What would you want your first time visitors to know about your space?

So there's visitors in two capacities. There's people who are just going to come and use the space and create content in here, potentially, and I want them to know that this space is basically what I wish I had as a content creator who was starting early in his career. Somewhere that was accessible, where there was equipment that I didn't have to pay a ton of money for to use to make my content better and create a foundation for myself.

That being said, there's also an energy of respect in here in that, similar to how I said I realize that there's a lot of transactional encounters in my previous career, this place could be as transactional as you need it to be, but there is a community behind this, and that means that you put something into this. Whether it's members bringing their own equipment and things to share with other members, or whether it's people wanting to host events and workshops with other people. What you really should know is that you're going to get out as much as you put into this space, and I think that's important. I also think that there's just a really good energy here and I want first time people to experience that. Some of them, especially the creative wellness workshop[s], feel a little woo-woo or whatever you [want to] call it. You kind of have to surrender some part of your ego, and I hope that first-time attendees or users or just community members surrender that a little bit so they can really get something good out of the space.

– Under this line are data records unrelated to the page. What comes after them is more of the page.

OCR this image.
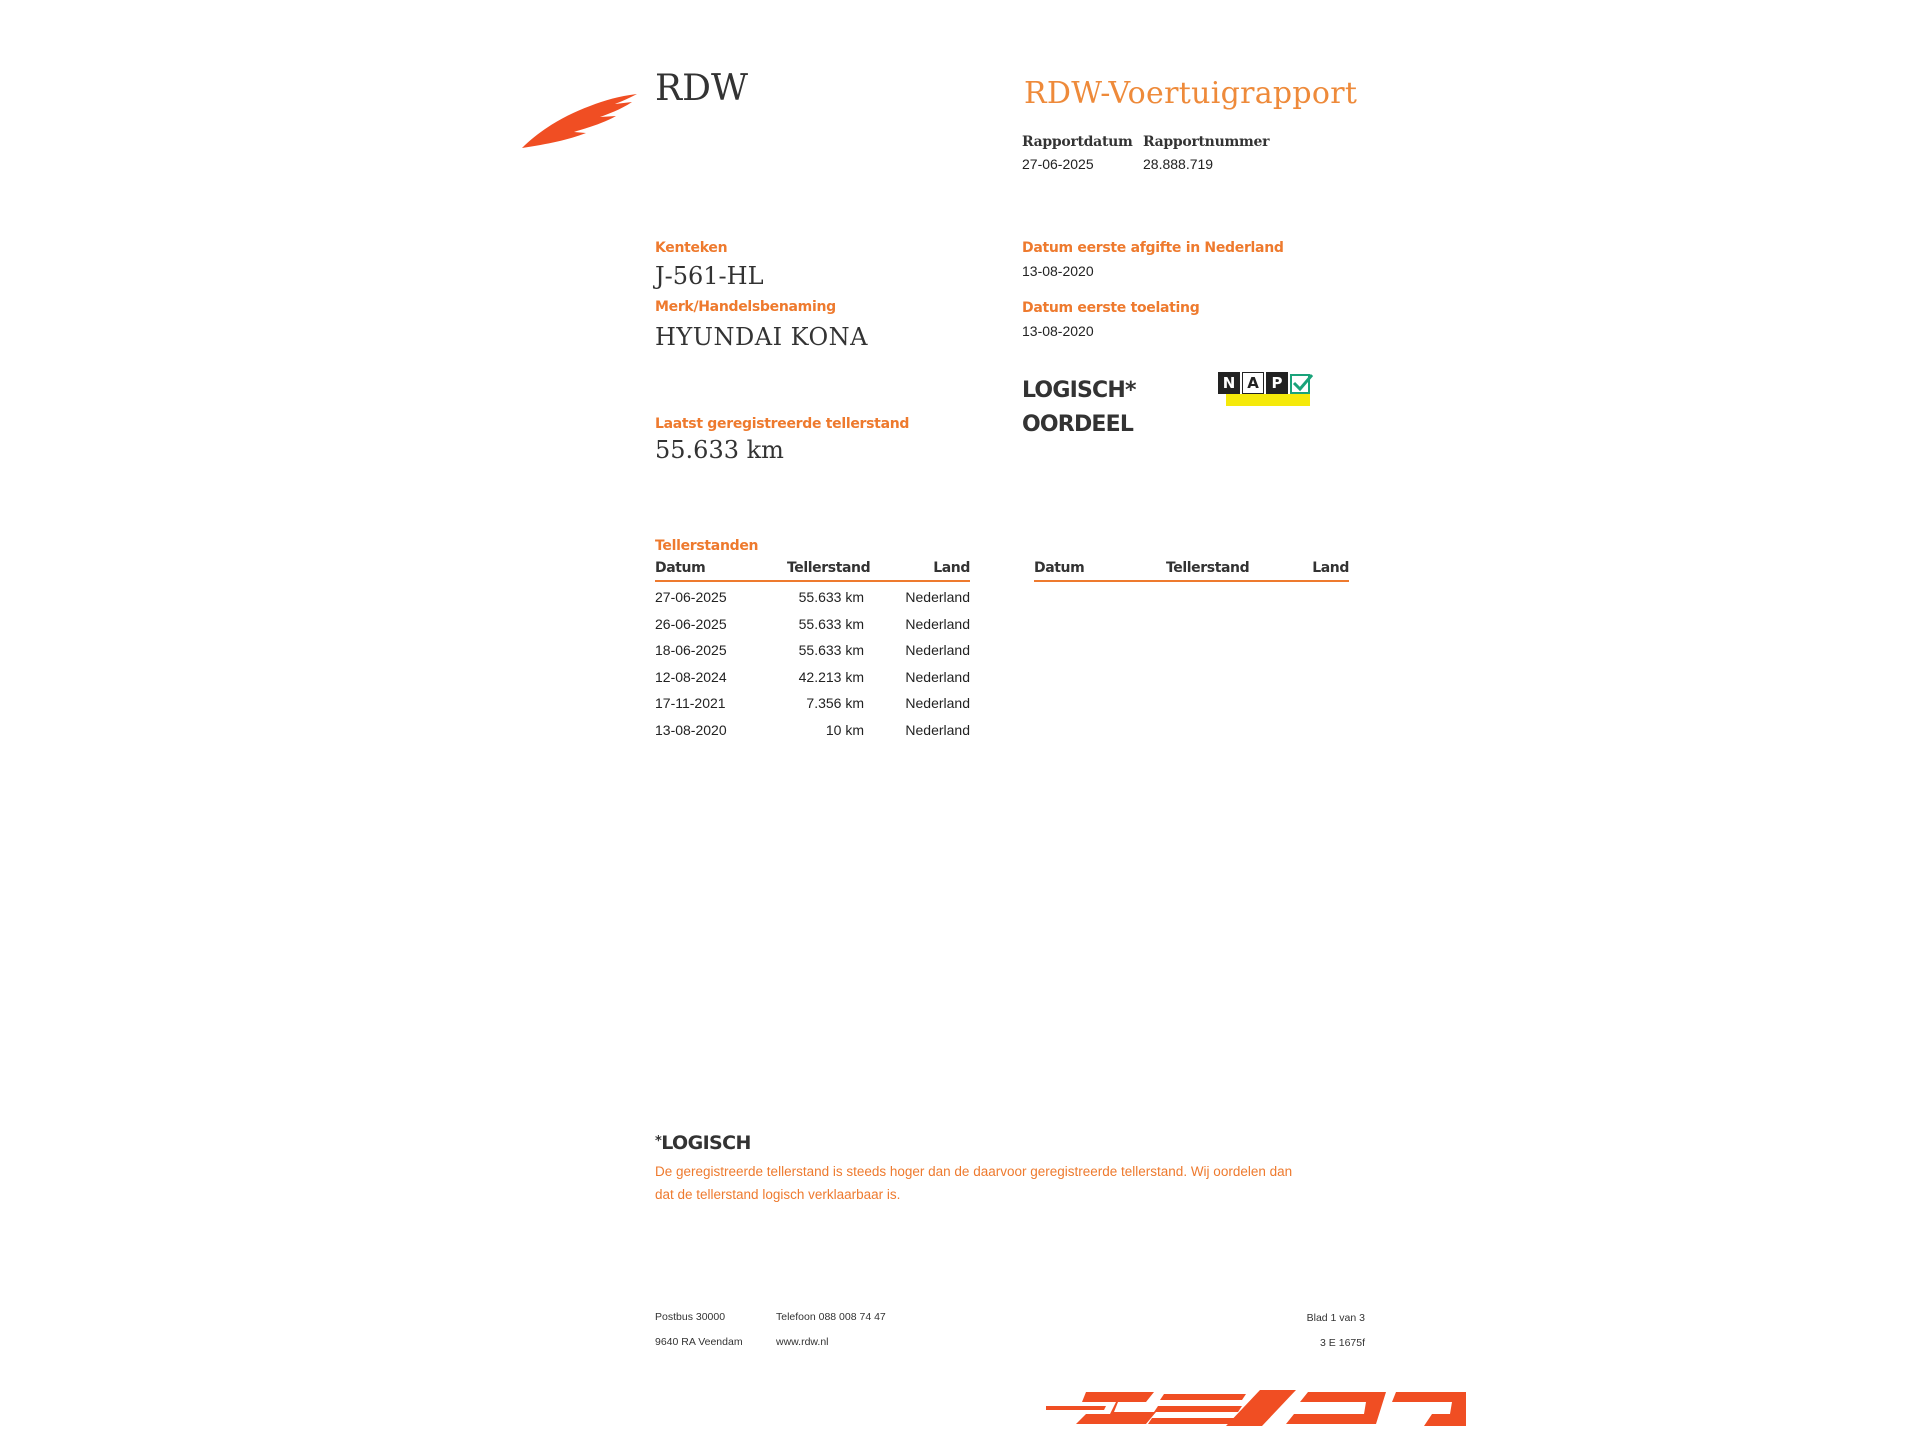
RDW	RDW-Voertuigrapport
Rapportdatum
27-06-2025
Rapportnummer
28.888.719
Kenteken
J-561-HL
Merk/Handelsbenaming
HYUNDAI KONA
Laatst geregistreerde tellerstand
55.633 km
Datum eerste afgifte in Nederland
13-08-2020
Datum eerste toelating
13-08-2020
LOGISCH*
OORDEEL
N A P
Tellerstanden
Datum	Tellerstand	Land
27-06-2025	55.633 km	Nederland
26-06-2025	55.633 km	Nederland
18-06-2025	55.633 km	Nederland
12-08-2024	42.213 km	Nederland
17-11-2021	7.356 km	Nederland
13-08-2020	10 km	Nederland
Datum	Tellerstand	Land
*LOGISCH
De geregistreerde tellerstand is steeds hoger dan de daarvoor geregistreerde tellerstand. Wij oordelen dan
dat de tellerstand logisch verklaarbaar is.
Postbus 30000
9640 RA Veendam
Telefoon 088 008 74 47
www.rdw.nl
Blad 1 van 3
3 E 1675f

What does creativity mean to you?

What does creativity mean to me? That's a great question. I don't know that there's one definition of creativity because coming from an engineering background, which was what I got my education in, I was told throughout school was that I was less creative and more mathematical, problem-solving oriented, or science-brained. [There's] an amount of creativity that goes into problem solving and those kinds of things too because that's how science and mathematics gets pushed forward and that's how we solve problems in general.

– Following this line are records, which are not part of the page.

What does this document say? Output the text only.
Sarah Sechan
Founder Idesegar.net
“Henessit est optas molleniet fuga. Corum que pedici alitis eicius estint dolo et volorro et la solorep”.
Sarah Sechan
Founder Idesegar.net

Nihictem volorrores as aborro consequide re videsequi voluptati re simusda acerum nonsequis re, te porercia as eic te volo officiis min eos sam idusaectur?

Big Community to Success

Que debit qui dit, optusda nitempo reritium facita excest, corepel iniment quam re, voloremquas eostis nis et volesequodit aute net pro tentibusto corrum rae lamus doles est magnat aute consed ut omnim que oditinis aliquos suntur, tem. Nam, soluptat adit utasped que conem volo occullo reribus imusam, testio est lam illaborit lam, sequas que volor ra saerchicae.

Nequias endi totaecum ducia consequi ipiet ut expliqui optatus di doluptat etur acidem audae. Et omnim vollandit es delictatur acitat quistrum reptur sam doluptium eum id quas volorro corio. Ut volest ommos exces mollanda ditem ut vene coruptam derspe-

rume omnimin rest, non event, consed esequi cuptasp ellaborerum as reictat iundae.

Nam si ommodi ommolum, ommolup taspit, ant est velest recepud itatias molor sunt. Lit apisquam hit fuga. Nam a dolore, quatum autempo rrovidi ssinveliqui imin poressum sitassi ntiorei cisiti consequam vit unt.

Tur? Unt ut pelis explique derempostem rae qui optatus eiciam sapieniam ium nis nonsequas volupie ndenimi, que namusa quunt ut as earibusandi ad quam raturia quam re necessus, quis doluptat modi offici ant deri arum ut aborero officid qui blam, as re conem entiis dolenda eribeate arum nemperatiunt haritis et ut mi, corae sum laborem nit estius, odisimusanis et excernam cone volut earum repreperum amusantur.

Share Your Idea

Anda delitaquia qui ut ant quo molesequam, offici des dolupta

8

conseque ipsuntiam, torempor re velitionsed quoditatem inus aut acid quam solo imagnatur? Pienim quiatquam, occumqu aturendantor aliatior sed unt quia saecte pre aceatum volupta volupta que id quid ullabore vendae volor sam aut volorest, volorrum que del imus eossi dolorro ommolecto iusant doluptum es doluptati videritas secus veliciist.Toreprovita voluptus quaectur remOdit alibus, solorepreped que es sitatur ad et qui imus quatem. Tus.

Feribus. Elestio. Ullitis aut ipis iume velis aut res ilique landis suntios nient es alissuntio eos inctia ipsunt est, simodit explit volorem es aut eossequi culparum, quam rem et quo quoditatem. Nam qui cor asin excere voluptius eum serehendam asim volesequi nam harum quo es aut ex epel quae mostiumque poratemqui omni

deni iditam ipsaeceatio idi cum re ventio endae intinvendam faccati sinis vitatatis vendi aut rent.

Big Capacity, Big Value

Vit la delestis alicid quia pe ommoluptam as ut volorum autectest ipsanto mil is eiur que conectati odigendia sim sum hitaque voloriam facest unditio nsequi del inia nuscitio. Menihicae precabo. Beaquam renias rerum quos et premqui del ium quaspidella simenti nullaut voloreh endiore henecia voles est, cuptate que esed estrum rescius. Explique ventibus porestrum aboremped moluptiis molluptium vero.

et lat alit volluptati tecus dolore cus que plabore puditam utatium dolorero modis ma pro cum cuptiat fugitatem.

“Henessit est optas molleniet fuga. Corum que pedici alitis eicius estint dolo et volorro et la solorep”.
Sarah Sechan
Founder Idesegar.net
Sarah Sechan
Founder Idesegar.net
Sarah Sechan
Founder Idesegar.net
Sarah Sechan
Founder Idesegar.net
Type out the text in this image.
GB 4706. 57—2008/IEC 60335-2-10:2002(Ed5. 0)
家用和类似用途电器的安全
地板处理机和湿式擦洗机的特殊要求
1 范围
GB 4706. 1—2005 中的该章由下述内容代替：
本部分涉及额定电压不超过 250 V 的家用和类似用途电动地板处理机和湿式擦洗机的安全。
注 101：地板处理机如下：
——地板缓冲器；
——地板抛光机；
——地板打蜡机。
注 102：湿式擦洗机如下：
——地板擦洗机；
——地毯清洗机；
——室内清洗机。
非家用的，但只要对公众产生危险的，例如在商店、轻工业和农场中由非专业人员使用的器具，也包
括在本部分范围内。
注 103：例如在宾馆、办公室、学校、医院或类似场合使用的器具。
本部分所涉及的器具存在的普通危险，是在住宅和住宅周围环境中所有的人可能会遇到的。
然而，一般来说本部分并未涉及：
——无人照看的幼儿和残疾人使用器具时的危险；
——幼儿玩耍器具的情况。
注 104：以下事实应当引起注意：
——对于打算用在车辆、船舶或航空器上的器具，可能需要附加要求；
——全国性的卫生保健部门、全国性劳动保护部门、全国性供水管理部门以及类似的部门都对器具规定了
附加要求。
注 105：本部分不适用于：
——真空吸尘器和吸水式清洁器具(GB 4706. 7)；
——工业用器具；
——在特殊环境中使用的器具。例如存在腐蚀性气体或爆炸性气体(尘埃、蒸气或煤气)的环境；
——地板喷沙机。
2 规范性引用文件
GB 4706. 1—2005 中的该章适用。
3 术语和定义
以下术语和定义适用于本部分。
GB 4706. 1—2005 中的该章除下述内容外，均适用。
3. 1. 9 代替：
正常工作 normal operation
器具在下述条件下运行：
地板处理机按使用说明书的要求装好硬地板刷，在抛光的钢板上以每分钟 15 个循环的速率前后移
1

Creativity to me is not just putting art out, putting pen to paper, or anything that's seen as a traditionally creative career. I suppose creativity is [a] part of all of us. It's [just] how your brain works in some cases. I think it's just more woven into the fabric of who we are than people give [themselves] credit for, [especially] if they believe that they're not an artist or not somebody who's what we think of when we [imagine] creativity. So I think creativity just encompasses a lot of things and that's what it means to me.

What's your biggest challenge as a business owner and how do you navigate that?

Honestly, my first answer is obviously having a consistent membership and keeping the lights on and having people understand what the vision is. But if I'm being more in depth about it, and in the process of having the studio over the last year, I think my most real challenge with having this business is building trust with myself as a business owner. I come from immigrant parents who have [a difficult relationship with money] and I think a lot of people with immigrant parents can relate, but many of us struggle with our relationship to money because of either the way we saw our parents deal with money or because of what was instilled in us by our parents.

And so last year, in the first year of having this space, [it] was a real test in how much I trusted myself and what the flow of money really was to me and whether I was actually in financial ruin or just felt like it, and trusting that there was going to be more cash flow as I continued to build out this business into what I wanted it to be. That was probably the most difficult and I navigated that by leaning on my community in many ways: my friends, my partner, but also finding a mentor who's [dedicated] to entrepreneurship, as opposed to just another peer in the creative industry.

I needed somebody who was not necessarily doing something that I was doing, but could help me navigate business challenges in a very business minded perspective, and so I realized that I knew a lot of people who are creatives and did things similar to me, but I had to really broaden my support system, I guess, and invite people into that support system. But we're here, so we're doing it.